Non regge neppure l’altra apparente similitudine, spettro sempre utile a confermare l’aforisma di Churchill secondo cui la democrazia è la peggiore forme di governo eccettuate tutte le altre, sulla presa del potere di Hitler con libere elezioni. L’austriaco ex caporale bavarese ed ex artista fallito, dotato di un’indubbia oratoria, dopo un esordio balbettante e un patetico tentativo di prendere il potere a Monaco nel 1922, lo costruì promettendo ai tedeschi quel che volevano sentirsi dire, con una sola omissione: tutto il sistema si poteva reggere con una guerra di spoliazione, come tutti gli economisti ben sanno, che era un esito obbligato. Fu una democrazia malata, come quella di Weimar, che nel 1933 si illuse di sfruttarne la forza elettorale e la forza bruta per svuotarlo di quel potere che invece conquistò violentemente ed esercitò per dodici anni di rovine e disastri epocali. Nessuno ha fatto parallelismi storici sulla presa del potere da parte di Lenin, nella seconda rivoluzione russa del 1917, che spodestò il carattere socialdemocratico della prima di Kerenskij: volendo, anche qui ci sarebbe materiale per un’elucubrazione di storia controfattuale, che però a sinistra risulta ancora indigesta al solo nominare le giornate di ottobre (in realtà novembre, secondo il nostro calendario sul quale quello russo-giuliano era in ritardo) che non siano immancabilmente “radiose”. Stalin vietò che durante la “grande guerra patriottica” – ma anche prima, quindi con l’eccezione dell’alleanza con Hitler che ebbe pieno vigore dal 23 agosto 1939 al 22 giugno 1941 – si usasse il termine “nazista” per indicare il nemico ideologico per eccellenza. Era la contrazione della parola “nazionalsocialista”, e contenendo appunto “socialista” poteva far scattare qualche meccanismo di riflessione non gradito al regime totalitario, che tende ad assomigliare anche a quello che combatte. Ecco perché nei libri, nella pubblicistica e nella propaganda di guerra e dopoguerra, appare solo e sistematicamente la parola “fascista”. Proprio quella riesumata da sinistra con stucchevole tam tam, per definire senza mai definire ciò che non l’aggrada, che avversa, che ritiene contro la sua storia e la sua ideologia, che va combattuto e possibilmente annientato.

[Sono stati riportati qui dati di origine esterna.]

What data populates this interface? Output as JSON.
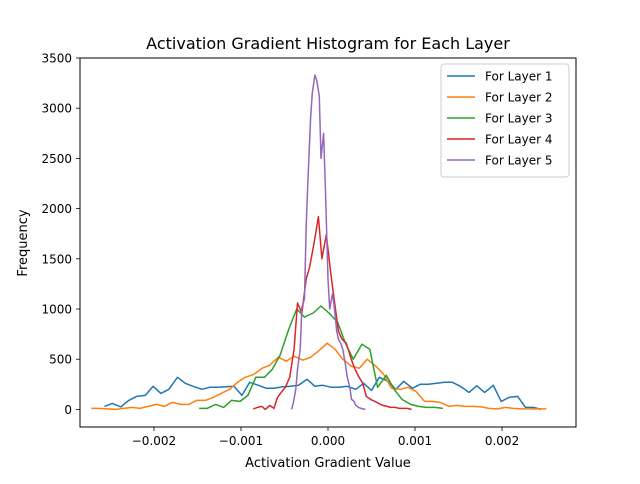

Lo stesso Berlusconi, per vent’anni pericolo pubblico numero uno, si vide affibbiare come primo nomignolo quello di “cavaliere nero”. Ma poiché i nemici vanno cambiati di quando in quando, anche per motivi anagrafici e situazionali, ecco lo stagionato e sovrappeso ragazzotto lumbard disarcionare in ogni senso il cavaliere di Arcore. Forattini rappresentò con sistematica regolarità Bettino Craxi con camicia nera e stivaloni, rinfocolando persino la leggenda metropolitana che fosse il figlio segreto del duce (leggenda appunto, ma i figli illegittimi di Mussolini sono storia): era l’avversario da abbattere e tutto faceva brodo. Oggi Salvini cavalca l’onda sempre più alta del consenso, la cui principale motivazione sta nel basso livello dell’offerta politica, nello scarso materiale umano, nelle competenze approssimative della classe dirigente, nella delusione verso le ricette sulle pozioni magiche ammannite al popolo italiano negli anni e rivelatisi medicine amare che non curavano affatto uno Stato malato. A questo basta aggiungere il (mal) costume tutto italiano di innalzare gli idoli e poi di abbatterli ripudiandoli. La storia ci fornisce una collezione inesauribile, il passato recente una serie di nomi che, guarda caso, stanno ancora tutti lì, di qua e di là, perfettamente bipartisan.
***
E gli anni Trenta? Cribbio, non lo vedete che sono la stessa cosa? Mettiamo un po' d'ordine, senza aspirare a cambiare il mondo di quelli che sanno tutto e dunque non hanno mai bisogno di confrontarsi con quello che pensa il popolo italiano. Si può ancora scrivere la parola "popolo"? O è troppo fascista metterla sul taccuino senza una nota esplicativa di assoluta fedeltà alla democrazia e ai valori della Carta Costituzionale? 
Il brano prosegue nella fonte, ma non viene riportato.